“Unprecedented” swiftly became the ‘nom du jour’ of the COVID-19 crisis, and for good reasons. The term has rarely been so applicable to what it is describing, as we faced this series of health, human, economic and ultimately, political challenges for which there was no precedent.
These were unprecedented times for governments and highlighted the crucial importance of remaining connected to, and aware of public opinion. It was – and still is – imperative that public policy designed to fight the pandemic was understood, accepted and executed effectively.
Kantar’s monitoring of public opinion of the impact of COVID-19 across the G7 countries has allowed us to compare very different situations in the face of a common enemy. It revealed the multiple difficulties presented by an unknown epidemic, which called for ‘unprecedented’ decision-making, which in itself had myriad consequences. Coherent action to gain people’s trust and change individual and collective behaviours was rapidly required, meaning this constantly evolving crisis represented a major challenge for policy and communications. Without the ability to be consistent in their decision-making, governments needed to be consistent in their principles and behaviour.
A common experience, compared
One of the characteristics of the COVID-19 crisis, as seen through the lens of public opinion, is that it was immediately understood to be a global crisis, a common global challenge for humanity, and an illustration of our interdependence.
This had also been the case with the financial crisis of 2008. However, while the sub-prime mortgage crisis impacted many people, its causes were more abstract and difficult to grasp, being attributed to the inaccessible and distant world of finance. With COVID-19, humanity was confronted with a much more familiar and concrete threat – disease. People quickly understood that it threatened everyone, everywhere.
In mid-March, the degree of concern was already very high (73% for one's health, and over 80% for the health of relatives and other people living in one’s country). This level of concern was similar across the G7 countries, despite the differences in the pandemic’s progress and the importance attributed to it by government and government’s communications. And remarkably, the level of concern expressed by citizens about the impact of COVID-19 on other countries was just as high.
Realising they were facing a common crisis, people across the G7, and across the world, tracked the developments in other countries with great attention, as well as with shock and sympathy. As a result, political figures were directly compared to their counterparts in other countries and judged by the disease’s progress – not only on national soil but also in neighbouring countries. For instance, the harsh judgments of Japanese citizens of their government’s management of the pandemic were very much a consequence of South Korea and Taiwan’s successful outcomes.
Similarly, French citizens had a pretty good idea of how Angela Merkel, Donald Trump and Boris Johnson were performing as revealed in Kantar’s monthly political barometer in France.

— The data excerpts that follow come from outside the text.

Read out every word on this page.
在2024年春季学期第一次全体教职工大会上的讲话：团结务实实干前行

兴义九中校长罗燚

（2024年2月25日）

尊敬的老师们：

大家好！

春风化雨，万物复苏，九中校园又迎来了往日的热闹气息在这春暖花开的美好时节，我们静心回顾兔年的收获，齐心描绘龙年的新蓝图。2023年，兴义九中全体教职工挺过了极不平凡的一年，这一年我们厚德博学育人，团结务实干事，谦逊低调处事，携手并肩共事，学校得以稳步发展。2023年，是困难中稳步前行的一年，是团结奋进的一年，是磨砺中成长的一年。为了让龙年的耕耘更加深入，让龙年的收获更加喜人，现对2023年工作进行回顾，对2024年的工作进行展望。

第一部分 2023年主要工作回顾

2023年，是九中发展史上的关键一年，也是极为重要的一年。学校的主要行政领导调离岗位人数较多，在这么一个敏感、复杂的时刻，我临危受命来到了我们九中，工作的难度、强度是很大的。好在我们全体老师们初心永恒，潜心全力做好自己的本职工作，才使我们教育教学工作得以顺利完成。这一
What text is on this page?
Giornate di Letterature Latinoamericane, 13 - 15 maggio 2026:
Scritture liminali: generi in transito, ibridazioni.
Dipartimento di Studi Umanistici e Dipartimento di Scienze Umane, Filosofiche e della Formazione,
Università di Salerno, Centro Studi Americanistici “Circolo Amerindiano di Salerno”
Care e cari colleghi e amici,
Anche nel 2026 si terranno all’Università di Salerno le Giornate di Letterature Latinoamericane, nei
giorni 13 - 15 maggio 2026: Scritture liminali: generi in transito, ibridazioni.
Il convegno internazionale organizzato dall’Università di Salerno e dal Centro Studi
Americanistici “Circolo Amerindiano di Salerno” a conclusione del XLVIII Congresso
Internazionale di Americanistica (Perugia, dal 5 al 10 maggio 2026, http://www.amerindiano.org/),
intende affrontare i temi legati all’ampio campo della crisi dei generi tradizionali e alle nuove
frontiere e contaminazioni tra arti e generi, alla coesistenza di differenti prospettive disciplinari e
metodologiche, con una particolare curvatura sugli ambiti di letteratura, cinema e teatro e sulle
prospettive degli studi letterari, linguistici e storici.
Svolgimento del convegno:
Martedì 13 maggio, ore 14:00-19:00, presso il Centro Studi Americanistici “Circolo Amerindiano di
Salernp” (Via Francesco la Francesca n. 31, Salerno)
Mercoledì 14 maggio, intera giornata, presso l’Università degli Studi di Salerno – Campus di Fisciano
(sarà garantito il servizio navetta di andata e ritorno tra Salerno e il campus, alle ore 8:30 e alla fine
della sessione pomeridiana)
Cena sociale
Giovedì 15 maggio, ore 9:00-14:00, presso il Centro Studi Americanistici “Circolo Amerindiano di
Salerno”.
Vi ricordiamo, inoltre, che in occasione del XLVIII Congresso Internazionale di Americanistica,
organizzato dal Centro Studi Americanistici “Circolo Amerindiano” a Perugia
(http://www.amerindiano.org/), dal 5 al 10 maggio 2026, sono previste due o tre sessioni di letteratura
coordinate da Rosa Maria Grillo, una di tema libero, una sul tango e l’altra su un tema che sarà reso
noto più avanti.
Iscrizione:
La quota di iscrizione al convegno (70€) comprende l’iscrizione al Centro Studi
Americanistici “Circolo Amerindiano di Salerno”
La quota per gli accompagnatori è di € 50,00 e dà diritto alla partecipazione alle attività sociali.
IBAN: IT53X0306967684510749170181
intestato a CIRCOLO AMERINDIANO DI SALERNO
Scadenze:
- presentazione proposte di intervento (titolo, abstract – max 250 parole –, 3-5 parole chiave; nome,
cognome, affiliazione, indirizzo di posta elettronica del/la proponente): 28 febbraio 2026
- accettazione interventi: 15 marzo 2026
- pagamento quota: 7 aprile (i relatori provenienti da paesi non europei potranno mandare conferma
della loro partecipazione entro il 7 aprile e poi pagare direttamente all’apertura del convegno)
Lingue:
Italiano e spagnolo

They chose to compare their situation with Germany’s, which was not to the French government’s advantage.
What lay behind the surprising acceptance of lockdown
This attention to the way events were unfolding in other countries also had the effect of increasing people’s acceptance of their own government’s decisions (‘priming’, from a behavioural point of view).
It is fair to assume that Italy’s example, being the first in Europe to enforce a lockdown, helped with compliance when other European countries made the same difficult decision. Indeed, the key takeaway from the first wave of our study in March was the high level of citizen support for the decisions taken by their government – a level of support not seen for years or in ‘peacetime’. Most of the G7 countries foster cultures which consider individual freedoms and rights as paramount.
Yet, exceptional measures to restrict these freedoms were deemed acceptable by a majority of citizens: between March and June, the proportion of G7 citizens who considered that their government measures were going too far, never exceeded 17%.
It was not only government messages that led to the acceptance of lockdown and restrictive measures, but the disease itself and the anxiety it triggered. The acceptance of the need to protect ourselves at the expense of our freedom was less the result of compliance, than the personal conviction that it was the right thing to do for the sake of our health and the health of those in our communities.
Our analysis shows that understanding of the disease’s severity among G7 citizens was informed more by the media rather than by governments. Television in particular – the ultimate media channel for emotive messages – helped embed the conviction that the severity of the crisis justified individual sacrifices. After television, alongside political and governmental sources (and far ahead of these in the case of the United States), doctors were the most trusted source of information, reaching the same level of trust as television by the end of May. In countries that have passed the peak of the pandemic, public opinion is now divided between those people who feel more confident and are therefore less vigilant and those who still fear infection and are struggling to return to normal life.
Governments now faced the challenge of developing an effective and consistent communication strategy. They needed to remind people of the much-needed precautions to be taken in everyday life, while at the same time encouraging a resumption of activity to protect the economy, and limit the negative social impacts of lockdown. To achieve this, they needed the media, and in particular, television, to raise awareness of the risks and call for solidarity; but they also needed the support of health professionals – the most powerful influencers of the behaviours that need to be adopted.